19. Il fut initialement très difficile à Chang Cheh d’imposer une histoire impliquant des héros habillés en mandchous, oppresseurs du peuple chinois durant ladite dynastie. La représentation de ceux-ci dans le cinéma chinois (ainsi que de leur mise, longue natte sur l’arrière et avant du crâne rasé) était jusqu’alors tabou. Après Frères de sang, nombre de films en costumes de l’époque Qing feront leur apparition et les "films à nattes" sur les héros de Shaolin triompheront. John Woo, assistant réalisateur sur le film, en fera un remake à peine déguisé, situé pendant la guerre du Vietnam, dans Une balle dans la tête (1990).

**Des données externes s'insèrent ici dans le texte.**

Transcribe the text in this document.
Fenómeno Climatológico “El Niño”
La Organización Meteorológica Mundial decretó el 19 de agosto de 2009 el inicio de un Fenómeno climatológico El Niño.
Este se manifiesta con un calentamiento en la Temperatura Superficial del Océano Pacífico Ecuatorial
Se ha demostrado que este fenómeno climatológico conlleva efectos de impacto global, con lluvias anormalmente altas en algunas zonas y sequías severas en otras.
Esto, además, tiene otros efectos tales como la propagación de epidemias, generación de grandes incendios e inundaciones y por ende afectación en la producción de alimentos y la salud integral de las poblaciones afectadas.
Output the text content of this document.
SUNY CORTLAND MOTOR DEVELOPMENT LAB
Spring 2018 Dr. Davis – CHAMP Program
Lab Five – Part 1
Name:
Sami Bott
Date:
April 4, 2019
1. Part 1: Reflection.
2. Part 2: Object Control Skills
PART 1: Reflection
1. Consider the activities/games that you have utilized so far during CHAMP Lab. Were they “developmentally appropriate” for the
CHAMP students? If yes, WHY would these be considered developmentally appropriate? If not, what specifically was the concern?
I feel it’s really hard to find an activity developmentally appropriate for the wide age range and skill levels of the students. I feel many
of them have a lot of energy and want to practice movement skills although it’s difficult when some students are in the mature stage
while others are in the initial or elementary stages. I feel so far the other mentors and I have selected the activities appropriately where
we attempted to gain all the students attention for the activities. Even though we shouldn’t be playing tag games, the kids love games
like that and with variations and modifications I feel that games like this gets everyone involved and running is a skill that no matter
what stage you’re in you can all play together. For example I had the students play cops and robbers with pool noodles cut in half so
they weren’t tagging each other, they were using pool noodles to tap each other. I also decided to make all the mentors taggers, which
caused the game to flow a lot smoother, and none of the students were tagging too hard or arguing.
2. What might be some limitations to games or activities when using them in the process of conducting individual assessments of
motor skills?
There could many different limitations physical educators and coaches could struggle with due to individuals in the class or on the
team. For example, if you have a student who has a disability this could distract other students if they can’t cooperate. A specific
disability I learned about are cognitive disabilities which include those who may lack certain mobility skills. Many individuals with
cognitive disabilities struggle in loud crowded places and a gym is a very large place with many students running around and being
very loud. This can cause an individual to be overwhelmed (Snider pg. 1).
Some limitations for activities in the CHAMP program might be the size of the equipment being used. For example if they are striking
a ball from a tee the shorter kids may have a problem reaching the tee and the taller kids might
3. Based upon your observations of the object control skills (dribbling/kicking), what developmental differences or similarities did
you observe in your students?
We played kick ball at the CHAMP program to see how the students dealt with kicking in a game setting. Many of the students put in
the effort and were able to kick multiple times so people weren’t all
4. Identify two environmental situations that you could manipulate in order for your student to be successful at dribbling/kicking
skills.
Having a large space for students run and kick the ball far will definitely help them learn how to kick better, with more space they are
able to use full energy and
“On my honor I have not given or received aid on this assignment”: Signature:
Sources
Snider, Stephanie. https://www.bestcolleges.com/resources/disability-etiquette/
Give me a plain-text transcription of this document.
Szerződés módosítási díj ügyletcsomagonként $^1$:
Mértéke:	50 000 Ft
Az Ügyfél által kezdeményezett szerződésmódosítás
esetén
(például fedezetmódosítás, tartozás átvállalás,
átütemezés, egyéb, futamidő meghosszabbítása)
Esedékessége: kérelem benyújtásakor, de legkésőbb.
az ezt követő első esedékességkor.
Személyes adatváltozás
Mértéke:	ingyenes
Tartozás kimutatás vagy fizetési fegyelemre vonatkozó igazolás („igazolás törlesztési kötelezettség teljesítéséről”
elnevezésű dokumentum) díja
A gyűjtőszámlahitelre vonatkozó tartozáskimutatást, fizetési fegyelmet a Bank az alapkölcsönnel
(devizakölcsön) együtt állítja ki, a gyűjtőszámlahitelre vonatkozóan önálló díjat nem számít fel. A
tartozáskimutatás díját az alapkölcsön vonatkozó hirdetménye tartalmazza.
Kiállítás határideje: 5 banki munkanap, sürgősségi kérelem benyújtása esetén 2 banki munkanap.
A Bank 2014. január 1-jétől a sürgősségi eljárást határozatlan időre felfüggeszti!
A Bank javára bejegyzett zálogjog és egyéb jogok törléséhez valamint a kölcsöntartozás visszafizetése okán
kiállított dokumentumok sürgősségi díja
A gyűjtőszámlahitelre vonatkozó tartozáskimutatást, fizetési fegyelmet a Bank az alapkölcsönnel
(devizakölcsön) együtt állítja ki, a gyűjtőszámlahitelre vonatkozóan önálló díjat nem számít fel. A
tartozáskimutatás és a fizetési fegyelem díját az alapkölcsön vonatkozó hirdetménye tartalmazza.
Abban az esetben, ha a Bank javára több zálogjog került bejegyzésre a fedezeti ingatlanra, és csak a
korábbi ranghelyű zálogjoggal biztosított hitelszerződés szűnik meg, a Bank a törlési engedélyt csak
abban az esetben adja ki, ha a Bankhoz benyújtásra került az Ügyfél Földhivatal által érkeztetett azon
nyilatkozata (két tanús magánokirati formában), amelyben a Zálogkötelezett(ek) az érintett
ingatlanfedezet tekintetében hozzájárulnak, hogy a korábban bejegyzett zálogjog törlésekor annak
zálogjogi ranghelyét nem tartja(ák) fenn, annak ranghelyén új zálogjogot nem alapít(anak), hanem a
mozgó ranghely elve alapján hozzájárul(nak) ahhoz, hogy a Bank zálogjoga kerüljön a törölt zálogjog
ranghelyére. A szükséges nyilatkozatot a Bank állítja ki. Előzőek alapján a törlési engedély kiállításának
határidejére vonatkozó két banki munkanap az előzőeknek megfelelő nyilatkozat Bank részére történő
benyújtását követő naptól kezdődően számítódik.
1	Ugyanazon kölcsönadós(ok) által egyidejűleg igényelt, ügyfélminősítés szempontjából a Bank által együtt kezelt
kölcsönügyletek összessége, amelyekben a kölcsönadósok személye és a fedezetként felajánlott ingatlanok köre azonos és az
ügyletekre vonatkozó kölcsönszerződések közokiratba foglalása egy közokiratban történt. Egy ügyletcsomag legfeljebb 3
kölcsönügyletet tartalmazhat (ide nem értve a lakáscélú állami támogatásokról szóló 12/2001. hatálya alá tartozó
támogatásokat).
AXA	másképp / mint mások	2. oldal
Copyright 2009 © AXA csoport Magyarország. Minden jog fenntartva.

20. Chang Cheh aborde là son "cycle de Shaolin", dont les premiers films, incluant Deux héros, Les Cinq Maîtres de Shaolin (1974) et Shaolin Temple (1976) seront produits par la Chang’s Film à Taïwan, société officiellement indépendante mais en fait soutenu financièrement par la Shaw Brothers. De retour au sein de la Shaw Brothers, il y tournera Les Disciples de Shaolin (1976).

21. Cinq Venins mortels est certainement le film de la Shaw Brothers qui a eu le plus de résonance dans le monde occidental. Aux États-Unis, il est explicitement cité par Tarantino dans Kill Bill, dont les personnages portent tous des surnoms qui font écho aux lézard, crapaud, scorpion, scolopendre et serpent - tous censément venimeux - du film de Chang Cheh. À titre plus anecdotique, la série des Tortues Ninjas emprunte sa trame à celui-ci.

22. En deux mots, six disciples du clan Poison sont à la recherche du Trésor du clan. Excepté certains d’entre eux, ils ne se connaissent pas les uns les autres, et ne connaissent pas non plus leurs forces et caractères respectifs.



* Le Trio magnifique (Bian cheng san xia). Réal, sc : Chang Cheh ; ph : Wang Yung-loong ; mu : Wang Fook-ling. Int : Chin Ping, Margaret Tu Chuan, Fanny Fan, Jimmy Wang Yu, Lo Lieh, Cheng Lei (Hong Kong, 1966, 100 mn).

* Le Retour de l’hirondelle d’or (Jin yan zi). Réal, sc : Chang Cheh ; ph : Pao Hsueh-li ; mu : Wang Fook-ling ; dir art : Chen Chi-jui, Chen Ching-shen. Int : Jimmy Wang Yu, Cheng Pei-pei, Lo Lieh, Chao Hsin-yen (Hong Kong, 1968, 104 mn).

* La Rage du Tigre (Xin du bi dao). Réal : Chang Cheh ; sc : Ni Kuang ; ph : Kung Mu-to ; mu : Chen Yun-yu ; choré : Tang Chia, Liu Chia-liang. Int : David Chiang, Ti Lung, Ku Feng, Ching Li (Hong Kong, 1971, 94 mn).

* La Légende du lac (Sui woo juen). Réal : Chang Cheh ; sc : Chang Cheh, Ni Kuang ; choré : Tang Chia, Liu Chia-liang, Liu Chia-yung, Chen Chuan. Int : David Chiang, Ti Lung, Lily Ho, Tetsuro Tamba, Ku Feng, Chin Feng, Yueh Hua (Hong Kong, 1972, 97 mn).

* Le Justicier de Shanghai (Chou lian huan). Réal : Chang Cheh, Pao Hsueh-li ; sc : Chang Cheh, Ni Kuang ; ph : Kung Mu-to, Juan Ting-pang ; mu : Chen Yun-yu ; dir art : Johnson Tsao ; choré : Tang Chia, Liu Chia-liang, Liu Chia-yung, Chen Chuan. Int : Chen Kuan-tai, David Chiang, Cheng Hong-yip, Ku Feng, Ching Li (Hong Kong, 1972, 131 mn).

* Frères de sang (Peng you). Réal : Chang Cheh ; sc : Chang Cheh, Ni Kuang ; ph : Kung Mu-to ; mu : Chen Yun-yu ; dir art : Chuang Sheng ; choré : Tang Chia, Liu Chia-liang. Int : Ti Lung, David Chiang, Chen Kuan-tai, Ching Li (Hong Kong, 1973, 118 mn).

* Deux héros (Fang Shi Yu yu Hong Xiguan). Réal : Chang Cheh ; sc : Chang Cheh, Ni Kuang ; ph : Kung Mu-to ; choré : Tang Chia, Liu Chia-liang. Int : Chen Kuan-tai, Alexander Fu Sheng (Hong Kong, 1974, 89 mn).

* Cinq Venins mortels (Wu du). Réal : Chang Cheh ; sc : Chang Cheh, Ni Kuang ; ph : Kung Mu-to ; dir art : Johnson Tsao ; choré : Liang Ting, Lu Feng, Robert Tai. Int : Chiang Seng, Philip Kwok, Lu Feng, Sun Chien, Lo Meng, Wei Pai, Ku Feng, Dick Wei (Hong Kong, 1978, 101 mn).